Lincoln directs the Alaska field office for NIOSH.

Their commercial fishing experts have been studying fatal accidents since 1991. Using their research, they’ve come up with a slew of mechanical gadgets – like door monitors and emergency winch stops – to make boats safer.

But Lincoln says it’s not clear if there’s a button or sensor out there that can keep fishermen from getting hurt.

“What we don’t know – what we don’t have as much information about – are non-fatal injuries,” Lincoln said.

Injuries aren’t tracked like fatalities – in part, because they are so common. But getting hurt can have big implications for a fisherman, like lost time and wages,” Lincoln said. “If a problem goes untreated at sea for too long, it can lead to more serious ailments.

And that can be painful. Jake Jacobsen has fished in the crab fleet. He can rattle off some gruesome accidents.

“I know guys that have had their foot smashed and bones broken when we were fishing way out west in the Aleutians, and they just stayed on the boat and wrapped it in a plastic bag, and ran the crane until they get to town and have a doctor look at it,” Jacobsen said.

Unalaska’s clinic sees a lot of those patients. That’s why Lincoln, from NIOSH, teamed up with a state epidemiologist to study the local patient load.

Lincoln says they looked through the Unalaska clinic’s medical charts from 2007 to 2008.

“What was interesting to me is that, in that two-year time period, a fisherman came in every other day to the clinic to be treated for a traumatic injury,” Lincoln said.

Most of the time, it was a sprain or contusion. It usually happened while they were catching fish or processing it.

“They were hit by something, or struck by something, or crushed by something,” Lincoln said.

That could be fishing gear, or even a box of frozen fish stored aboard a processing vessel.

Those are pretty basic observations. Lincoln says there are some useful takeaways.

“Sometimes there’s a lot of time that goes by before they’re seen at the clinic,” Lincoln said. “So the people on the vessel need to be properly trained in managing the injury.”

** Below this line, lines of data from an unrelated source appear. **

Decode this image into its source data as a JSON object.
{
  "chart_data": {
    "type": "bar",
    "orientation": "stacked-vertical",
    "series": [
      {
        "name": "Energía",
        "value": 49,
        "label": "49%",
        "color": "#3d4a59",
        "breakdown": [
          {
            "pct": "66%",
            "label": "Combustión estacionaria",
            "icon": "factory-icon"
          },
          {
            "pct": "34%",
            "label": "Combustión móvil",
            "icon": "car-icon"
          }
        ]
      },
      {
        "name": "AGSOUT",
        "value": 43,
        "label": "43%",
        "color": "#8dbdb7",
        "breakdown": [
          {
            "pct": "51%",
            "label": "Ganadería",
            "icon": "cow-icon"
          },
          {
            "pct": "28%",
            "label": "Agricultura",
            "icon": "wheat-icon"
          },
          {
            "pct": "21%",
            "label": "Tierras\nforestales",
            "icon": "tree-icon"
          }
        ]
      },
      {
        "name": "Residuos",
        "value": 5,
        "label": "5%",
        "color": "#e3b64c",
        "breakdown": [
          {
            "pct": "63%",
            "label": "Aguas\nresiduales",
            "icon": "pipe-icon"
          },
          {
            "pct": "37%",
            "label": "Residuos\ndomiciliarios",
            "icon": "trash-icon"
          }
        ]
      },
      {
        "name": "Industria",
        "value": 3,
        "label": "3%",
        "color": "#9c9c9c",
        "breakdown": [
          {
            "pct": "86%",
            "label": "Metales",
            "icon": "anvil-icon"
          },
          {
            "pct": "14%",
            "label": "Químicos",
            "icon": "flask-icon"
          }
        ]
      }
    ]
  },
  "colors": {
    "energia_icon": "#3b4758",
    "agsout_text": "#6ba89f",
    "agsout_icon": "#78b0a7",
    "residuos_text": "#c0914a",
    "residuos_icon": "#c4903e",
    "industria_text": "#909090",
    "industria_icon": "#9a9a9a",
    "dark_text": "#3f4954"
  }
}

Lincoln is sharing these results with safety officers at fishing companies. Eventually, she wants to be to find the patterns in how fishermen get injured.

That would require a bigger pool of data, which Lincoln says NIOSH can get by teaming up with the state Fishermen’s Fund and the Coast Guard. Once they figure out the underlying causes, NIOSH can start suggesting tools to cut down on accidents.

But they’re never going to be able to eliminate them, says Jake Jacobsen.

He started out as a fisherman and now oversees about 80 crab boats in the Inter-Cooperative Exchange. Jacobsen says ending the derby-style fishery made crabbing safer. But still:

“You get knocked around a bit out there, out on deck,” Jacobsen said.

That leads to lots of small injuries. When accidents happen:

“If they’re little things, fishermen are kind of disinclined to talk about it anyways,” Jacobsen said. “You get over it.”

And even if you can cut down on the risk of accidents, it’s a lot harder to change the culture of fishing — the expectation of long hours, big payoffs, and the battle scars to show for it.

Stephanie Joyce contributed to this report.